Settings and search
„Lego. Obóz koncentracyjny” Zbigniewa Libery - Stach Szabłowski
Praca Zbigniewa „Lego” to jedna z bezdyskusyjnych ikon polskiej sztuki po 1989 roku.
Praca Zbigniewa Libery „Lego” to jedna z bezdyskusyjnych ikon polskiej sztuki po 1989 roku. W latach 80. Libera, artysta samouk, związany był z alternatywną łódzką sceną artystyczną, obracał się w środowisku najgłębszego kulturalnego podziemia, kontestującego komunistyczny reżym, ale zdystansowanego również wobec patriotyczno katolickiego dyskursu głównego nurtu antykomunistycznej opozycji. W latach 90. Libera wyszedł z podziemia, by stać się jednym z najbardziej wpływowych artystów proponujących przedefiniowanie języka sztuki i poszerzenia jej pola.
W 1996 roku na wystawie „Urządzenia korekcyjne” w warszawskim Centrum Sztuki Współczesnej – Zamek Ujazdowski pokazał pośród innych realizacji pracę „Lego. Obóz koncentracyjny”. Zgodnie z tytułem, dzieło miało formę zestawów klocków Lego, umieszczonych w typowych dla produktów tej firmy pudełkach z charakterystycznym logo. Duński koncern zabawkarski wystąpił w roli sponsora realizacji, przekazując artyście niezbędne klocki.
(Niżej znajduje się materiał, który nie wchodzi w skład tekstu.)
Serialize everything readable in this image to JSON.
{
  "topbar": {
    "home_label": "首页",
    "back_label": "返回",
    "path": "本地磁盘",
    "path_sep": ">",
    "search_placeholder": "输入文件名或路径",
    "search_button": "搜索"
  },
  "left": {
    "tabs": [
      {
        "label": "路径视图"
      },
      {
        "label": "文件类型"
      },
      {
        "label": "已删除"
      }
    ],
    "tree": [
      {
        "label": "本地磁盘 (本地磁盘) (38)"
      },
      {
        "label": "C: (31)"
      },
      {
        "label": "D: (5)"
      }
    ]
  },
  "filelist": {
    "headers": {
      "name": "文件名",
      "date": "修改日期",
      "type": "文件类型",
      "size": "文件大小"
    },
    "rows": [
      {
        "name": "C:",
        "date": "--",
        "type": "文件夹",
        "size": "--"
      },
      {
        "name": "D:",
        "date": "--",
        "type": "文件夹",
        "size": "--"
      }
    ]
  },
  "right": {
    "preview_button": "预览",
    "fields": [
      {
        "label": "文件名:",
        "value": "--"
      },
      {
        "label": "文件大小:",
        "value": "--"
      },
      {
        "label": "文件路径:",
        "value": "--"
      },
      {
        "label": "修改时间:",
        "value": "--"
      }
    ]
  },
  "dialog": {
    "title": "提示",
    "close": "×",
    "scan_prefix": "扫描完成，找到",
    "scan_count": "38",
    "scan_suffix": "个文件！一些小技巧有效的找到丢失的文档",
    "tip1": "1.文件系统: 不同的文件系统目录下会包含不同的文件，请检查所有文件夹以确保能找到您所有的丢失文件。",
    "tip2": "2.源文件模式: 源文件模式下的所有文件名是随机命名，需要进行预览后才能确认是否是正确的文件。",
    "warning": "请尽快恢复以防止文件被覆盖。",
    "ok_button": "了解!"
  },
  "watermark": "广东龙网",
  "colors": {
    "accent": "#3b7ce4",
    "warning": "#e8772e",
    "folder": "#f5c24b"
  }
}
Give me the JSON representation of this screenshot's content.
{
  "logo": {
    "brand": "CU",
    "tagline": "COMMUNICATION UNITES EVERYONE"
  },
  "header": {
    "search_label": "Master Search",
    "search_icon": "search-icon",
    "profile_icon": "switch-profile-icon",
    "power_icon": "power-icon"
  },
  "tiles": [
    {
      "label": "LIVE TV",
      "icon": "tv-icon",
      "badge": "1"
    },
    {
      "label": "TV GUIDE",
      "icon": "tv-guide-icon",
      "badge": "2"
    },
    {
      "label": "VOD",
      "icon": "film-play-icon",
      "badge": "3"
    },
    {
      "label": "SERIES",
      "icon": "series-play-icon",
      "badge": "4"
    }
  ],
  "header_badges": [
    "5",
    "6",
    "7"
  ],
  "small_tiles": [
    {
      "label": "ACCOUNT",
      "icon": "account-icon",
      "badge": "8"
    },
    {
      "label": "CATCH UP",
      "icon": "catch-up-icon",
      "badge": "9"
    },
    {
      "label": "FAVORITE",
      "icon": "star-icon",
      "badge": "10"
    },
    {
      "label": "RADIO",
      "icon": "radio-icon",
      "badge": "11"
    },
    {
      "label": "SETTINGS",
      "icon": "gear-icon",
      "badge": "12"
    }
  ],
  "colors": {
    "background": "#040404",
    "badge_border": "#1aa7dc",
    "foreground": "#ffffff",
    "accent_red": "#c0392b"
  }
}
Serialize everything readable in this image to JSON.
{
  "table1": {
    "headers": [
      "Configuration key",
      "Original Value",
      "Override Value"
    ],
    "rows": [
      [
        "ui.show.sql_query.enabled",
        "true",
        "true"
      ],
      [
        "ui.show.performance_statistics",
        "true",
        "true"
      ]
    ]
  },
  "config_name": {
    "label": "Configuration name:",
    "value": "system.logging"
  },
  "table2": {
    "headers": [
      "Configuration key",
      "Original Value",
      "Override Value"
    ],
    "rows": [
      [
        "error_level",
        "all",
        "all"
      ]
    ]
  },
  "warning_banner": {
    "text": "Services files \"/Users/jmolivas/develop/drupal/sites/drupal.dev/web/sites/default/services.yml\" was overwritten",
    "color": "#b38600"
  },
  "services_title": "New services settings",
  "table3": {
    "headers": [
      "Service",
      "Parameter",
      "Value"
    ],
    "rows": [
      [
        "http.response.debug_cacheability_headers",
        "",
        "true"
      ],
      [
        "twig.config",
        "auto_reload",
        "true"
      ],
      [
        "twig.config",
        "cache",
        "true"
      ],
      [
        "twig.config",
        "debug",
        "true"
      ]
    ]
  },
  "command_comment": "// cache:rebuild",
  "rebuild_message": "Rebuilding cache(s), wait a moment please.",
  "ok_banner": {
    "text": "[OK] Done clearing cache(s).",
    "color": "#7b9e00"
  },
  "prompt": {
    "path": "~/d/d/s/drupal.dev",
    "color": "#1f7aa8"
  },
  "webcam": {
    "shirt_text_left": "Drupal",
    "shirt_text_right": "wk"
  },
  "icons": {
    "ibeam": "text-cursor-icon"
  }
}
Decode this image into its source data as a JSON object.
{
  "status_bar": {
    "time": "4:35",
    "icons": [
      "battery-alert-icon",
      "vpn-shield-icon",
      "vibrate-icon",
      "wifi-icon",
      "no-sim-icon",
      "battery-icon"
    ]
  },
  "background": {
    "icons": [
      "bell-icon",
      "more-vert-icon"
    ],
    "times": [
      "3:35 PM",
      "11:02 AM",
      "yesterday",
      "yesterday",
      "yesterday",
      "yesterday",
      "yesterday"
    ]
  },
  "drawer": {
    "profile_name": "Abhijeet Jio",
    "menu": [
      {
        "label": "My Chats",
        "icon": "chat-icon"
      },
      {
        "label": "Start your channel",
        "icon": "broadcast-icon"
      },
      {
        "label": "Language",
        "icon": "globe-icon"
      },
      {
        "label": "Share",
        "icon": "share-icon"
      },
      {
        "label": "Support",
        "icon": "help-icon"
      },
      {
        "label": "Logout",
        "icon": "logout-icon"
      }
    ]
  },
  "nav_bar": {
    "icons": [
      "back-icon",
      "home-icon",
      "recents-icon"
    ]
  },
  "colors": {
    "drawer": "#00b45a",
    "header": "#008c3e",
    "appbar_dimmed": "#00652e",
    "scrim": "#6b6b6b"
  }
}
Dzieło Libery można było na pierwszy rzut oka wziąć za jeszcze jeden produkt Lego. Różnica pojawiała się dopiero na poziomie tematyki, zestawy Libery służyły bowiem do budowy modeli obozów koncentracyjnych. Artysta proponował widzowi szokującą zabawę: konstruowanie baraków więziennych, komór gazowych, wieżyczek strażniczych, ogrodzeń z drutu kolczastego. Wstrząsające wrażenie potęgowało zderzenie charakterystycznej dla Lego radosnej estetyki z drastyczną ikonografią. Na pudelkach klocków Lego drukowane są zazwyczaj zdjęcia przedstawiające różne możliwości zabawy danym zestawem. Takie fotografie znalazły się również na opakowaniach wyprodukowanych przez artystę, który pokazywał, jak za pomocą klocków zainscenizować gromadzenie więźniów na placu apelowym, czy też zakopywanie plastikowych ludzików w masowych grobach.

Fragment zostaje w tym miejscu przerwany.